SciML / DifferentialEquations.jl

Multi-language suite for high-performance solvers of differential equations and scientific machine learning (SciML) components. Ordinary differential equations (ODEs), stochastic differential equations (SDEs), delay differential equations (DDEs), differential-algebraic equations (DAEs), and more in Julia.
https://docs.sciml.ai/DiffEqDocs/stable/
Other
2.84k stars 224 forks source link

Zygote AD of symbol-indexing into ODESolution #746

Open bgctw opened 3 years ago

bgctw commented 3 years ago

ModelingToolkit allows to index into ODESolution via a symbol.
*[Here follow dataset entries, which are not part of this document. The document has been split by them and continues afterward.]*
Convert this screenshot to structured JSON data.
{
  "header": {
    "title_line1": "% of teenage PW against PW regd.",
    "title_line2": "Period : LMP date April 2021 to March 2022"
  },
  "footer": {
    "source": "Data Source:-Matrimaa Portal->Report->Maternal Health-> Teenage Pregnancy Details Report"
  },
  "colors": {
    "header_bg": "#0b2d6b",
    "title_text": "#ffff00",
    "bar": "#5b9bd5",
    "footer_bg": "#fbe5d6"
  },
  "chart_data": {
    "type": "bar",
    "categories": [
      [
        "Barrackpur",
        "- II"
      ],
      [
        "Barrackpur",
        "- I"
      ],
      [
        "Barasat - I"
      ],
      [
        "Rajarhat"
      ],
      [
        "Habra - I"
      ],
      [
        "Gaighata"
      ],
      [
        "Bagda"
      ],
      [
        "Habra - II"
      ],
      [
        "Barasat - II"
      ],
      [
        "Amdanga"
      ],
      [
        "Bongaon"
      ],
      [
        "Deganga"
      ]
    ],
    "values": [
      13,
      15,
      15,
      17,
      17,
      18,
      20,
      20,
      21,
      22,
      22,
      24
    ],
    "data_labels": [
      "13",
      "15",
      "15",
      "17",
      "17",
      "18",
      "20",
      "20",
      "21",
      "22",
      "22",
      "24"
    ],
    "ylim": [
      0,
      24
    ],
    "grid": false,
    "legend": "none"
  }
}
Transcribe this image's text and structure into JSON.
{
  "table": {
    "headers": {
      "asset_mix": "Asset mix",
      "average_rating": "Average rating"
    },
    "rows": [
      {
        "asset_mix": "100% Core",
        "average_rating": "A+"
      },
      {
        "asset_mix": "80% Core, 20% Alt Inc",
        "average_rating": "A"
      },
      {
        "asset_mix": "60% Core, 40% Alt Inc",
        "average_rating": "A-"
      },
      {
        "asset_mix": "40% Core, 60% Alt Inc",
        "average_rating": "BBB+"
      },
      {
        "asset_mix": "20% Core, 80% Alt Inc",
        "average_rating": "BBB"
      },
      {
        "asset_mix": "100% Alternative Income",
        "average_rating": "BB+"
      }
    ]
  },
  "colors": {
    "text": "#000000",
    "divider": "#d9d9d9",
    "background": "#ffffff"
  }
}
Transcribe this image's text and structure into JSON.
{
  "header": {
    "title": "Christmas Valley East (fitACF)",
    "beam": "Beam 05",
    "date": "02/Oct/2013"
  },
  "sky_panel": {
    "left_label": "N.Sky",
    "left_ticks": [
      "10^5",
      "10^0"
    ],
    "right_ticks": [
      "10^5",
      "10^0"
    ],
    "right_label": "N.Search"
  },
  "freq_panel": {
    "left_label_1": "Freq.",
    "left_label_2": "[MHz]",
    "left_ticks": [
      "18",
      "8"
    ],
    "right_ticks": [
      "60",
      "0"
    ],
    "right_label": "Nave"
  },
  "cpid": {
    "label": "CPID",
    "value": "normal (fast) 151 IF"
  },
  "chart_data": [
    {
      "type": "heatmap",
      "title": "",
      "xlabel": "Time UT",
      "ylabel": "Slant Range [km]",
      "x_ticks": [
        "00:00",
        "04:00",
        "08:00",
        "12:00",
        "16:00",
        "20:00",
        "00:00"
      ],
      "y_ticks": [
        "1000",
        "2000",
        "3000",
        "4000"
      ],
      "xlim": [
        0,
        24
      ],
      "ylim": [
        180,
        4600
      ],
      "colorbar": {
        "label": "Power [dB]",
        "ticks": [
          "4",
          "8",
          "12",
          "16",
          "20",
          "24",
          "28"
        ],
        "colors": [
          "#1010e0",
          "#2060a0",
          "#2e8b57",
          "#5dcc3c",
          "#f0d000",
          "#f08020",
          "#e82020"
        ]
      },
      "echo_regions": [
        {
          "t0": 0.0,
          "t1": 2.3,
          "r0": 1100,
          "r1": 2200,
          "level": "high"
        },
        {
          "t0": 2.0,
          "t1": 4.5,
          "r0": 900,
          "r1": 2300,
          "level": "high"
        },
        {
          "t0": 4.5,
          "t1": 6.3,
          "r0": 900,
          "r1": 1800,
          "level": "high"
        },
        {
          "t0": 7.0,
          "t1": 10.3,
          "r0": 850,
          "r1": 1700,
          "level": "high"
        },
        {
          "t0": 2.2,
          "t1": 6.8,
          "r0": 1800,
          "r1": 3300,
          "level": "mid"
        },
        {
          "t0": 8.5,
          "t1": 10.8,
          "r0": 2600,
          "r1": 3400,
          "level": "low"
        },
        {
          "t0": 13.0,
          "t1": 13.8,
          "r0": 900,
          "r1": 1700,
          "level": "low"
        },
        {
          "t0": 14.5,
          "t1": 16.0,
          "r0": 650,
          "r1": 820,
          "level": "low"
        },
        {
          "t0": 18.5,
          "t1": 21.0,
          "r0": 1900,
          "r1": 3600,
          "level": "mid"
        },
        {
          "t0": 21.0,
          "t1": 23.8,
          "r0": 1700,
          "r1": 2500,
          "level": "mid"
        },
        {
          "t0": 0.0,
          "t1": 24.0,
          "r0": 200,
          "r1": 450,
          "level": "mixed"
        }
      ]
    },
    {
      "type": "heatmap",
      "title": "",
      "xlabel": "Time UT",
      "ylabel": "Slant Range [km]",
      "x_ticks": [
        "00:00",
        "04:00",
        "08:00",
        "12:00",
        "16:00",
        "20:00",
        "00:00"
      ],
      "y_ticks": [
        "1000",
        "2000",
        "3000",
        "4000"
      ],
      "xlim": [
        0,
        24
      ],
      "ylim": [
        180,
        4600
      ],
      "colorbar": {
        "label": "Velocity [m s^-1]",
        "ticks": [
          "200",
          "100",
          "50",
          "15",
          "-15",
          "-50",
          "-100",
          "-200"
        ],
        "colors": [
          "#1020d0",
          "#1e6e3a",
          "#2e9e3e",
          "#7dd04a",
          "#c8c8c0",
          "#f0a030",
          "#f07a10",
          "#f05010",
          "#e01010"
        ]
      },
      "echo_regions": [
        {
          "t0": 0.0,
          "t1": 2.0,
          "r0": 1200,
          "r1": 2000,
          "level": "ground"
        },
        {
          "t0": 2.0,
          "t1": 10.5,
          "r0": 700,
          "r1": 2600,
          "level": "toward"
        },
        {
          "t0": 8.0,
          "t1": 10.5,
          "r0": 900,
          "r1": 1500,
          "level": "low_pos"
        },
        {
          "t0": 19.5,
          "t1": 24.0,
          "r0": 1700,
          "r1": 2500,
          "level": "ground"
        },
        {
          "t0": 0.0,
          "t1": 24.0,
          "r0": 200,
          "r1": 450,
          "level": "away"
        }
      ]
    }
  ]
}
However, currently, this causes problems with Optimization using Zygote gradients.

I tried working on the issue but need to learn more and need guidance with DA and DifferentialEquations. There is a related discourse topic and an issue at ModelingToolkit.

The following example demonstrates the issue.

using ModelingToolkit, OrdinaryDiffEq
using DiffEqBase

@parameters α β δ γ
@variables t x(t) y(t) dx(t)
D = Differential(t)
eqs = [
  dx ~ α*x - β*x*y,  # testing observed variables
  D(x) ~ dx,
  D(y) ~ -δ*y + γ*x*y
]
@named lv = ODESystem(eqs)
syss = structural_simplify(lv) 
parms = [α => 1.5, β => 1.0, δ => 3.0, γ => 1.0]
x0 = [x => 1.0, y => 1.0]
tsteps = 0.0:0.1:10.0
prob = ODEProblem(syss, x0, extrema(tsteps), parms, jac = true)
soltrue = solve(prob,  Tsit5(), saveat = tsteps);
popt0 = [1.1]

using ChainRulesCore
function ChainRulesCore.rrule(::typeof(getindex), VA::ODESolution, sym) 
  function ODESolution_getindex_pullback(Δ)
    @show Δ
    @show length(VA)
    @show VA
    @show VA.u
    # convert symbol to index
    i = issymbollike(sym) ? sym_to_index(sym, VA) : sym
    @show i
    # similar to VectorOfArray: return zero for non-matching indices
    Δ′ = [ (i == j ? Δ : zero(x)) for (x,j) in zip(VA.u, 1:length(VA))]
    (NO_FIELDS, Δ′)
    # TODO: care for observed
  end  
  VA[sym], ODESolution_getindex_pullback(Δ)
end

f1(p) = soltrue[x][1] * p[1] # note the indexing by [x]
f1(popt0)
#using Zygote
gr = Zygote.gradient(f1, popt0) # calls the failing rule for VectorOfArrays instead of above rule
ChrisRackauckas commented 3 years ago

@YingboMa @DhairyaLGandhi , I think we will need a pretty specific overload here?

DhairyaLGandhi commented 3 years ago

literal_getindex with symbol possibly?

ChrisRackauckas commented 3 years ago

No, https://github.com/SciML/SciMLBase.jl/blob/master/src/solutions/solution_interface.jl#L37-L53 is what it is.

If it's a known symbol, then it's essentially @nograd just a translation to an index.

If it's not a known symbol, there's a function that is called that essentially fakes indexing. I assume that part would have to be differentiated?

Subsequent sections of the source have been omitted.